Mary Coughlan will plough a unique farming furrow
GOING from the Department of Social and Family Affairs, Mary Coughlan now becomes the first female Minister for Agriculture in the history of the State.
At 39, the Donegal South West deputy is also the youngest member of the Cabinet.
Today her first official engagement will be at the National Ploughing Championships in Tullow - the same venue that saw the end of the long career of her predecessor, Joe Walsh.
The promotion of Ms Coughlan is one of the genuine surprises of yesterday's reshuffle by the Taoiseach, as it was generally felt that she had turned in a competent, rather than stellar, performance at the Department of Family and Social Affairs.
Indeed, many backbenchers had predicted that she would be a casualty of this reshuffle. That was because she instituted a highly-controversial Government cutback before the local and European elections. The cuts in the entitlement of widow and widowers after the death of their spouse angered many, and eventually had to be reversed by the Coalition in an embarrassing U-turn.
The measure would have saved only a few million euro, but the effect of its imposition led the Government to far more embarrassment than it was worth.
Because of this, many felt that the "widow's mite" would put the bite on Ms Coughlan's chances of holding onto her existing portfolio - certainly, few imagined that she would step up to ministerial control of Ireland's most important industry, even though its contribution to the overall economy is declining.
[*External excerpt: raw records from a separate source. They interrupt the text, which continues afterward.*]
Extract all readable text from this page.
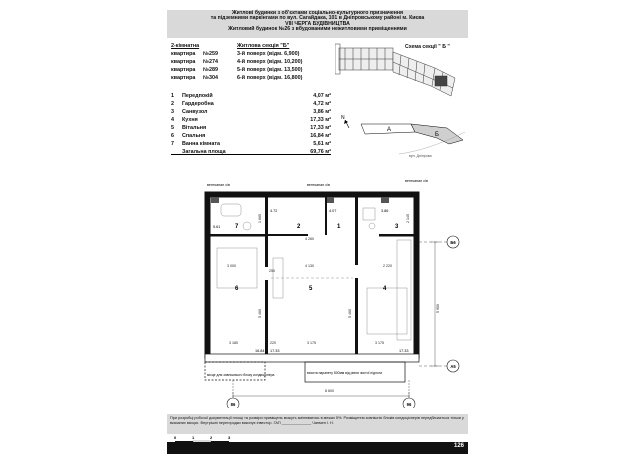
Житлові будинки з об’єктами соціально-культурного призначення
та підземними паркінгами по вул. Сагайдака, 101 в Дніпровському районі м. Києва
VIII ЧЕРГА БУДІВНИЦТВА
Житловий будинок №26 з вбудованими нежитловими приміщеннями
2-кімнатна	Житлова секція "Б"
квартира	№259	3-й поверх (відм. 6,900)
квартира	№274	4-й поверх (відм. 10,200)
квартира	№289	5-й поверх (відм. 13,500)
квартира	№304	6-й поверх (відм. 16,800)
1	Передпокій	4,07 м²
2	Гардеробна	4,72 м²
3	Санвузол	3,86 м²
4	Кухня	17,33 м²
5	Вітальня	17,33 м²
6	Спальня	16,84 м²
7	Ванна кімната	5,61 м²
Загальна площа	69,76 м²
Схема секції " Б "
N
А
Б
вул. Дніпрова
вентканал с/в	вентканал с/в
вентканал с/в
7	2	1	3
6	5	4
5.61
4.72	4.07	3.86
16.84 17.33	17.33
4 260
3 000	4 130	2 220
3 180	3 175	3 175
5 460	5 460
5 950
1 665	2 145
250
220
8 600
Б6
А5
86	96
місце для зовнішнього блоку кондиціонера	висота парапету 500мм від рівня чистої підлоги
При розробці робочої документації площі та розміри приміщень можуть змінюватись в межах 5%. Розміщення зовнішніх блоків кондиціонерів передбачається тільки у вказаних місцях. Внутрішні перегородки виконує інвестор. ГАП ______________ Чапмен І. Н.
0	1	2	3
126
The highly-popular and relaxed minister was first elected to the Dail in 1987, her father, Cathal, having been a TD from 1983 until 1986 when his career was cruelly ended by cancer.
Yesterday Ms Coughlan said she was looking forward to the "challenge and opportunity" now before her, while paying tribute to her retiring colleague.
"Joe Walsh leaves large Wellington boots to step into," she said, adding that she hoped to help ensure the prosperity and long-term viability of the agriculture industry.
She pointed to her successes at Social and Family Affairs, where she pioneered automatic child benefit for the mothers of newborns, the establishment of the Family Support Agency, and a record ?11.2bn to be spent on social welfare this year.
She also oversaw the introduction of Personal Retirement Savings Accounts to increase pension cover for workers across the country.